The concepts are related to the idea of Nash equilibrium in game theory developed separately. However in transportation networks, there are many players, making the analysis more difficult than in games with small numbers of players.

Network equilibrium models are commonly used for the prediction of traffic patterns in transportation networks that are subject to congestion. The idea of traffic equilibrium originated as early as 1924, with Frank Knight

In 1952 Wardrop stated two principles that formalize this notion of equilibrium and introduced the alternative behavior postulate of the minimization of the total travel costs.

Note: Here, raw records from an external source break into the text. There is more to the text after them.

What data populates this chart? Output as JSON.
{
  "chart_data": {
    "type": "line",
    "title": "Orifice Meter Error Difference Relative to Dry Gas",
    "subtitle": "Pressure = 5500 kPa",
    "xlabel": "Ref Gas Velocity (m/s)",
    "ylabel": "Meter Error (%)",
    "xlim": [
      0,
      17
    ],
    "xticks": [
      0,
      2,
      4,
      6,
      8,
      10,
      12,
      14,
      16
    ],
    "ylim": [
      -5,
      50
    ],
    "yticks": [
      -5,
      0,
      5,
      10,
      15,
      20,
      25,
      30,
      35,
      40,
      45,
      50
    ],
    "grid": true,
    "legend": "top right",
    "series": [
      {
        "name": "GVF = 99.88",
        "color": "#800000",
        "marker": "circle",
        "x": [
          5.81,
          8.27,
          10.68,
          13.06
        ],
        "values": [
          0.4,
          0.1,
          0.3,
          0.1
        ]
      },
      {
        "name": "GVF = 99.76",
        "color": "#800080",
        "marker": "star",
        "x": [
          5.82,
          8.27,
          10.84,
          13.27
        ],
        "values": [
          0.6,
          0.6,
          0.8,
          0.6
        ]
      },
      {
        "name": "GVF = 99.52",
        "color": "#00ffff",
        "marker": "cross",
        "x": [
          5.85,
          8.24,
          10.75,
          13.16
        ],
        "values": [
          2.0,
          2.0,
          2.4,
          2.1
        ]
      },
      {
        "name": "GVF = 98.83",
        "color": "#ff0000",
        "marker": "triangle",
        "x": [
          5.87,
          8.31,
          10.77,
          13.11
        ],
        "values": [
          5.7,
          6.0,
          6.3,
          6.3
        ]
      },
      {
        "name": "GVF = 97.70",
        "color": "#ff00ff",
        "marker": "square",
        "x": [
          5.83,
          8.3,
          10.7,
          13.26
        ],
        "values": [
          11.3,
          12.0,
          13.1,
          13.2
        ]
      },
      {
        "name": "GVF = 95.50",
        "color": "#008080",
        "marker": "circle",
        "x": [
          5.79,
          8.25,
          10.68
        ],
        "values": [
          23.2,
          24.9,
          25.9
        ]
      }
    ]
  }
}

Wardrop's first principle of route choice, which is identical to the notion postulated by Knight, became accepted as a sound and simple behavioral principle to describe the spreading of trips over alternate routes due to congested conditions.
Wardrop's first principle *the journey times in all routes actually used are equal and less than those which would be experienced by a single vehicle on any unused route.* Each user non-cooperatively seeks to minimize his cost of transportation. The traffic flows that satisfy this principle are usually referred to as "user equilibrium" (UE) flows, since each user chooses the route that is the best. Specifically, a user-optimized equilibrium is reached when no user may lower his transportation cost through unilateral action.

A variant on this is the stochastic user equilibrium (SUE) wherein no driver can unilaterally change routes to improve his/her perceived travel times.

Wardrop's second principle *At equilibrium the average journey time is minimum.* implies that each user behaves cooperatively in choosing his own route to ensure the most efficient use of the whole system. Traffic flows satisfying Wardrop's second principle are generally deemed "system optimal" (SO). Economist's argue this can be achieved with marginal cost road pricing.

The first mathematical model of network equilibrium was formulated by Beckmann, McGuire and Winsten in 1956.